Des températures « polaires » ? Un temps très frais s’est abattu sur une partie du pays cette semaine, alors que la journée de jeudi a été le Noël le plus froid depuis 2010 dans l’Hexagone. La vague de froid devrait se poursuivre dans les prochains jours, indique Météo France. « Les jours suivant Noël, le froid sec et continental se maintient, en particulier sur le nord du pays », explique l’agence. « Les gelées sont fréquentes le matin et les températures tout juste positives en journée dans les régions les plus au nord ».

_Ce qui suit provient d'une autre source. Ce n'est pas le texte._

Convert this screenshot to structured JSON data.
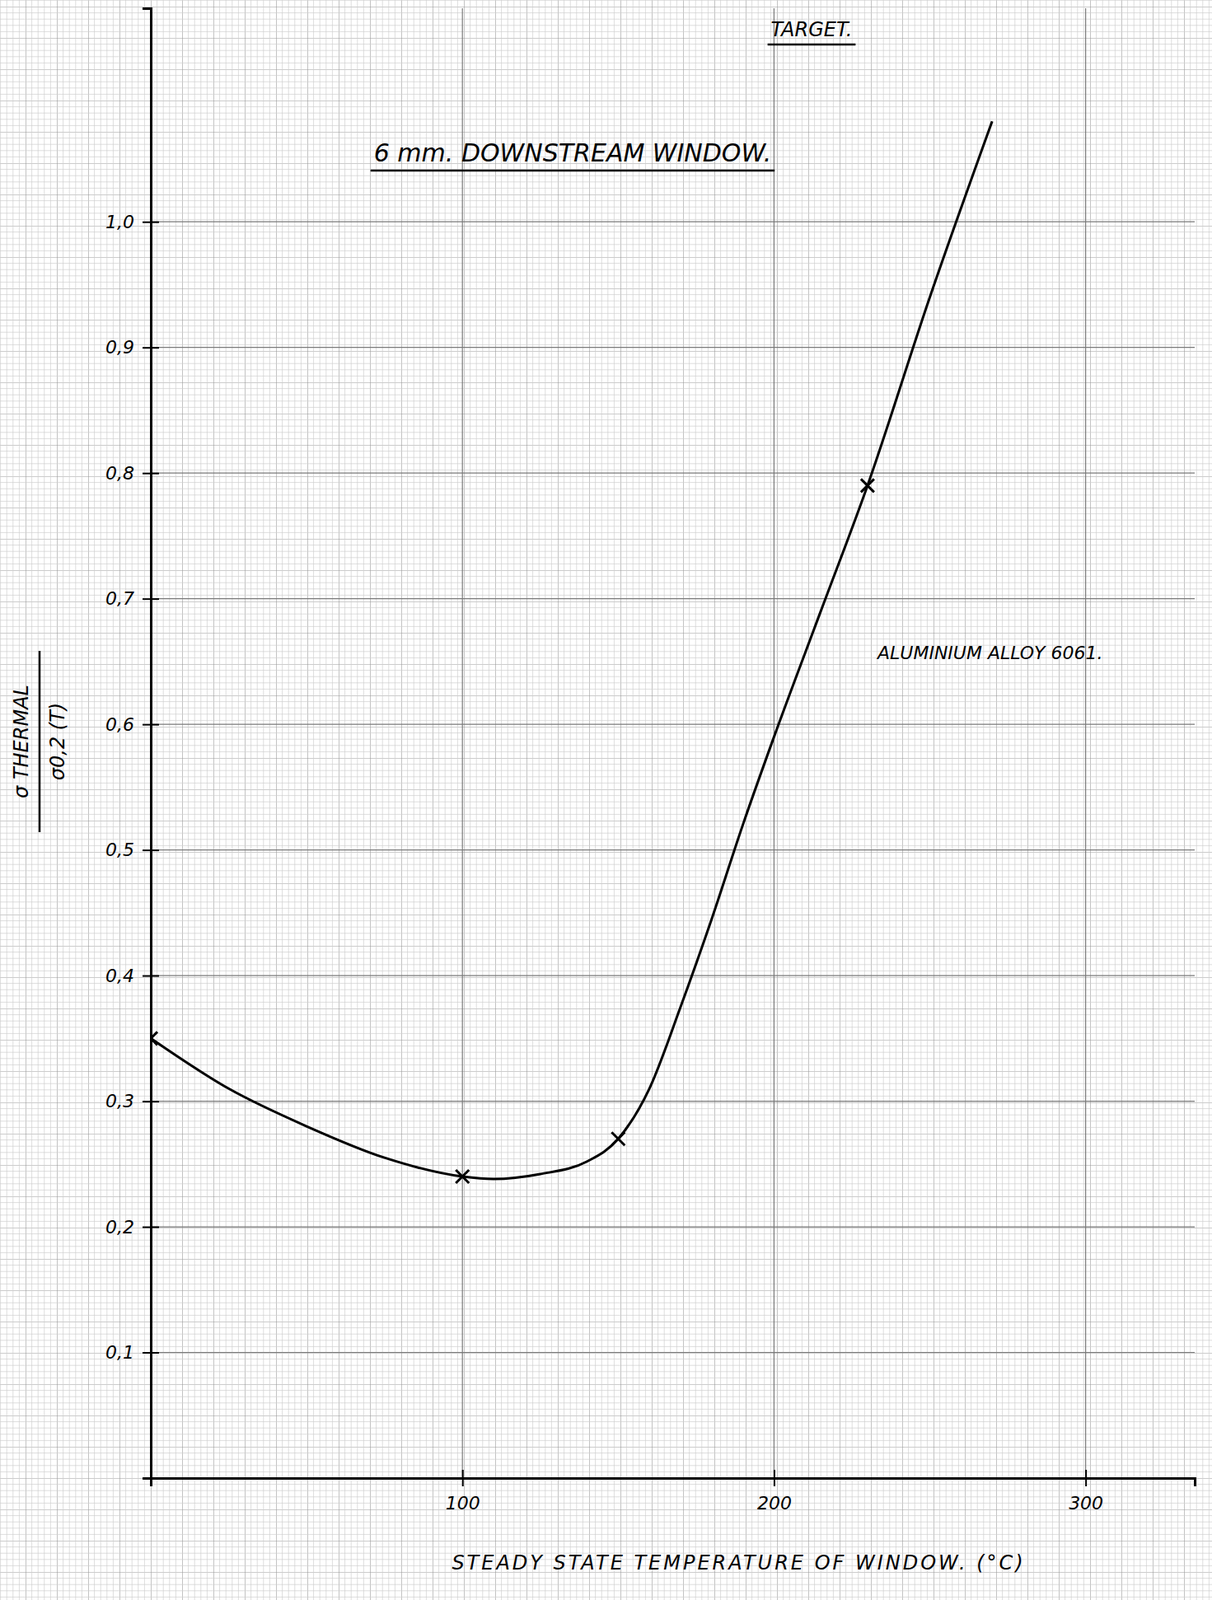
{
  "chart_data": {
    "type": "line",
    "subtitle": "TARGET.",
    "title": "6 mm. DOWNSTREAM WINDOW.",
    "xlabel": "STEADY STATE TEMPERATURE OF WINDOW. (°C)",
    "ylabel": [
      "σ THERMAL",
      "σ0,2 (T)"
    ],
    "annotations": [
      "ALUMINIUM ALLOY 6061."
    ],
    "xlim": [
      0,
      335
    ],
    "ylim": [
      0,
      1.17
    ],
    "xticks": [
      100,
      200,
      300
    ],
    "yticks": [
      {
        "value": 0.1,
        "label": "0,1"
      },
      {
        "value": 0.2,
        "label": "0,2"
      },
      {
        "value": 0.3,
        "label": "0,3"
      },
      {
        "value": 0.4,
        "label": "0,4"
      },
      {
        "value": 0.5,
        "label": "0,5"
      },
      {
        "value": 0.6,
        "label": "0,6"
      },
      {
        "value": 0.7,
        "label": "0,7"
      },
      {
        "value": 0.8,
        "label": "0,8"
      },
      {
        "value": 0.9,
        "label": "0,9"
      },
      {
        "value": 1.0,
        "label": "1,0"
      }
    ],
    "grid": true,
    "series": [
      {
        "type": "line",
        "color": "#000000",
        "line_style": "solid",
        "x": [
          0,
          25,
          50,
          75,
          100,
          110,
          125,
          140,
          150,
          160,
          170,
          180,
          190,
          200,
          215,
          230,
          250,
          270
        ],
        "values": [
          0.35,
          0.31,
          0.28,
          0.255,
          0.24,
          0.238,
          0.242,
          0.252,
          0.27,
          0.31,
          0.375,
          0.445,
          0.52,
          0.59,
          0.69,
          0.79,
          0.94,
          1.08
        ]
      },
      {
        "type": "scatter",
        "color": "#000000",
        "marker": "x",
        "x": [
          0,
          100,
          150,
          230
        ],
        "values": [
          0.35,
          0.24,
          0.27,
          0.79
        ]
      }
    ]
  }
}
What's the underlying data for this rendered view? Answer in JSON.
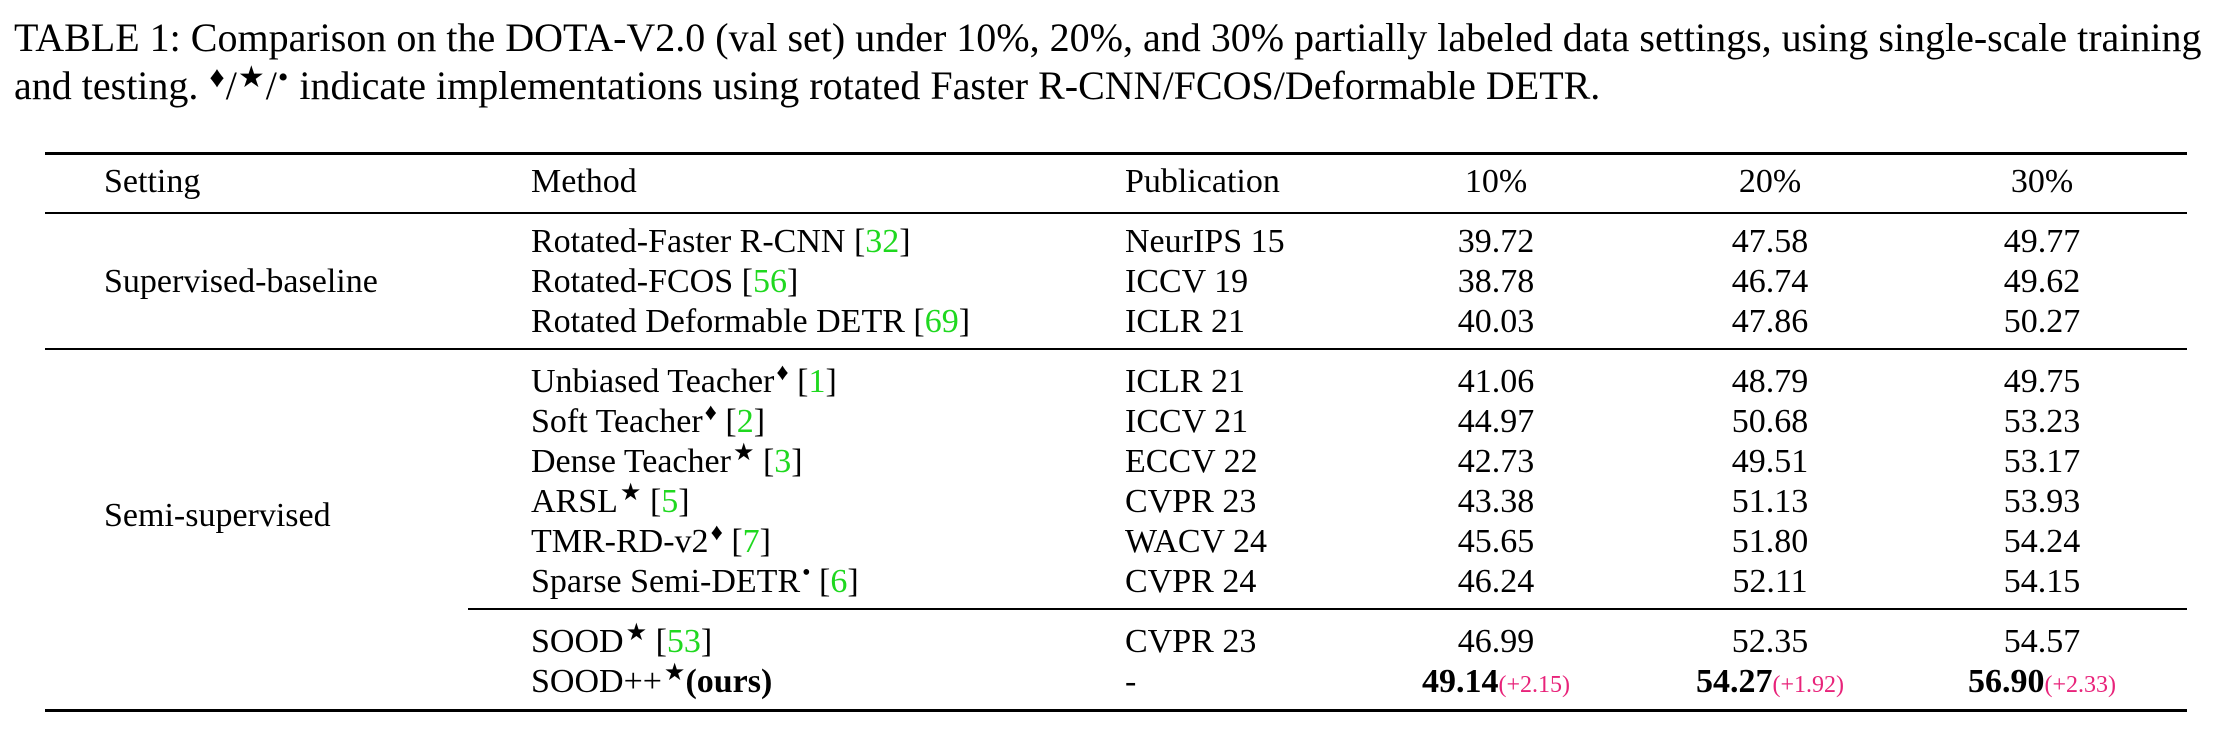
{
  "caption": {
    "lead": "TABLE 1: Comparison on the DOTA-V2.0 (val set) under 10%, 20%, and 30% partially labeled data settings, using single-scale training and testing.",
    "sym_diamond": "♦",
    "slash": "/",
    "sym_star": "★",
    "sym_dot": "•",
    "tail": "indicate implementations using rotated Faster R-CNN/FCOS/Deformable DETR."
  },
  "headers": {
    "setting": "Setting",
    "method": "Method",
    "publication": "Publication",
    "c10": "10%",
    "c20": "20%",
    "c30": "30%"
  },
  "groups": {
    "supervised": "Supervised-baseline",
    "semi": "Semi-supervised"
  },
  "rows": [
    {
      "name": "Rotated-Faster R-CNN",
      "mark": "",
      "cite": "32",
      "pub": "NeurIPS 15",
      "v10": "39.72",
      "v20": "47.58",
      "v30": "49.77"
    },
    {
      "name": "Rotated-FCOS",
      "mark": "",
      "cite": "56",
      "pub": "ICCV 19",
      "v10": "38.78",
      "v20": "46.74",
      "v30": "49.62"
    },
    {
      "name": "Rotated Deformable DETR",
      "mark": "",
      "cite": "69",
      "pub": "ICLR 21",
      "v10": "40.03",
      "v20": "47.86",
      "v30": "50.27"
    },
    {
      "name": "Unbiased Teacher",
      "mark": "♦",
      "cite": "1",
      "pub": "ICLR 21",
      "v10": "41.06",
      "v20": "48.79",
      "v30": "49.75"
    },
    {
      "name": "Soft Teacher",
      "mark": "♦",
      "cite": "2",
      "pub": "ICCV 21",
      "v10": "44.97",
      "v20": "50.68",
      "v30": "53.23"
    },
    {
      "name": "Dense Teacher",
      "mark": "★",
      "cite": "3",
      "pub": "ECCV 22",
      "v10": "42.73",
      "v20": "49.51",
      "v30": "53.17"
    },
    {
      "name": "ARSL",
      "mark": "★",
      "cite": "5",
      "pub": "CVPR 23",
      "v10": "43.38",
      "v20": "51.13",
      "v30": "53.93"
    },
    {
      "name": "TMR-RD-v2",
      "mark": "♦",
      "cite": "7",
      "pub": "WACV 24",
      "v10": "45.65",
      "v20": "51.80",
      "v30": "54.24"
    },
    {
      "name": "Sparse Semi-DETR",
      "mark": "•",
      "cite": "6",
      "pub": "CVPR 24",
      "v10": "46.24",
      "v20": "52.11",
      "v30": "54.15"
    },
    {
      "name": "SOOD",
      "mark": "★",
      "cite": "53",
      "pub": "CVPR 23",
      "v10": "46.99",
      "v20": "52.35",
      "v30": "54.57"
    }
  ],
  "ours": {
    "name": "SOOD++",
    "mark": "★",
    "label": "(ours)",
    "pub": "-",
    "v10": "49.14",
    "g10": "(+2.15)",
    "v20": "54.27",
    "g20": "(+1.92)",
    "v30": "56.90",
    "g30": "(+2.33)"
  },
  "colors": {
    "citation": "#1fd81f",
    "gain": "#e8237a"
  }
}
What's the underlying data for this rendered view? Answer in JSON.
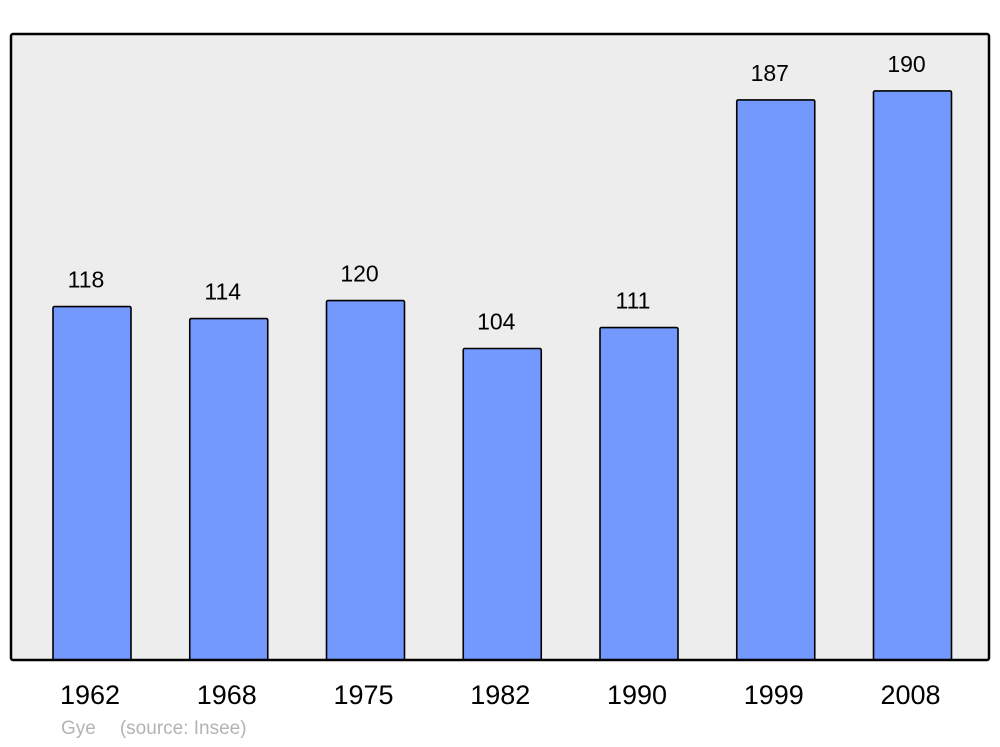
{
  "chart_data": {
    "type": "bar",
    "categories": [
      "1962",
      "1968",
      "1975",
      "1982",
      "1990",
      "1999",
      "2008"
    ],
    "values": [
      118,
      114,
      120,
      104,
      111,
      187,
      190
    ],
    "title": "",
    "xlabel": "",
    "ylabel": "",
    "ylim": [
      0,
      209
    ],
    "grid": false,
    "data_labels": true,
    "colors": {
      "bar": "#7399ff",
      "plot_background": "#ededed",
      "border": "#000000"
    }
  },
  "footer": {
    "place": "Gye",
    "source": "(source: Insee)"
  }
}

Dans le détail, la semaine du lundi 29 décembre au dimanche 4 janvier « s’annonce assez froide et devrait être plus sèche que la normale sur une large partie du pays ». Quant aux températures, elles devraient jusqu’au dimanche 11 janvier « être légèrement sous les normales de saison ». Et jusqu’au 25 janvier, « la fraîcheur semble devoir persister ».

Samedi 26 décembre, 2 °C sont annoncés à Paris, 0 °C à Lyon et 1 °C à Lille et Strasbourg. Dans les plaines de la moitié nord, les thermomètres pourront indiquer jusqu’à -5 °C. Au moment le plus chaud de la journée, ils afficheront « 1 à 6 °C », précise l’agence.

Ce vendredi déjà, il a fait jusqu’à -8 °C dans la Marne, -7 °C dans l’Aisne et dans les Ardennes. Dans l’extrême nord de la France, la température ressentie a pu être de -10 °C.

« C’est un épisode strictement banal »

« Ces températures sont loin d’être exceptionnelles », explique sur X le météorologue Guillaume Séchet. « Mais le froid est accompagné d’une bise parfois sensible, ce qui fait toute la différence », indique-t-il. « C’est un épisode strictement banal », abonde l’agroclimatologue Serge Zaka sur Bluesky.

« Le problème n’est pas qu’il fasse froid. Le problème c’est qu’on a oublié ce qu’était le froid », déplore-t-il.

Car si les derniers jours ont été froids, l’année 2025 a été marquée par ses températures au-dessus des normales de saison. Selon Météo France, elle pourrait se classer « au 4e ou 3e rang des années les plus chaudes jamais enregistrées en France ».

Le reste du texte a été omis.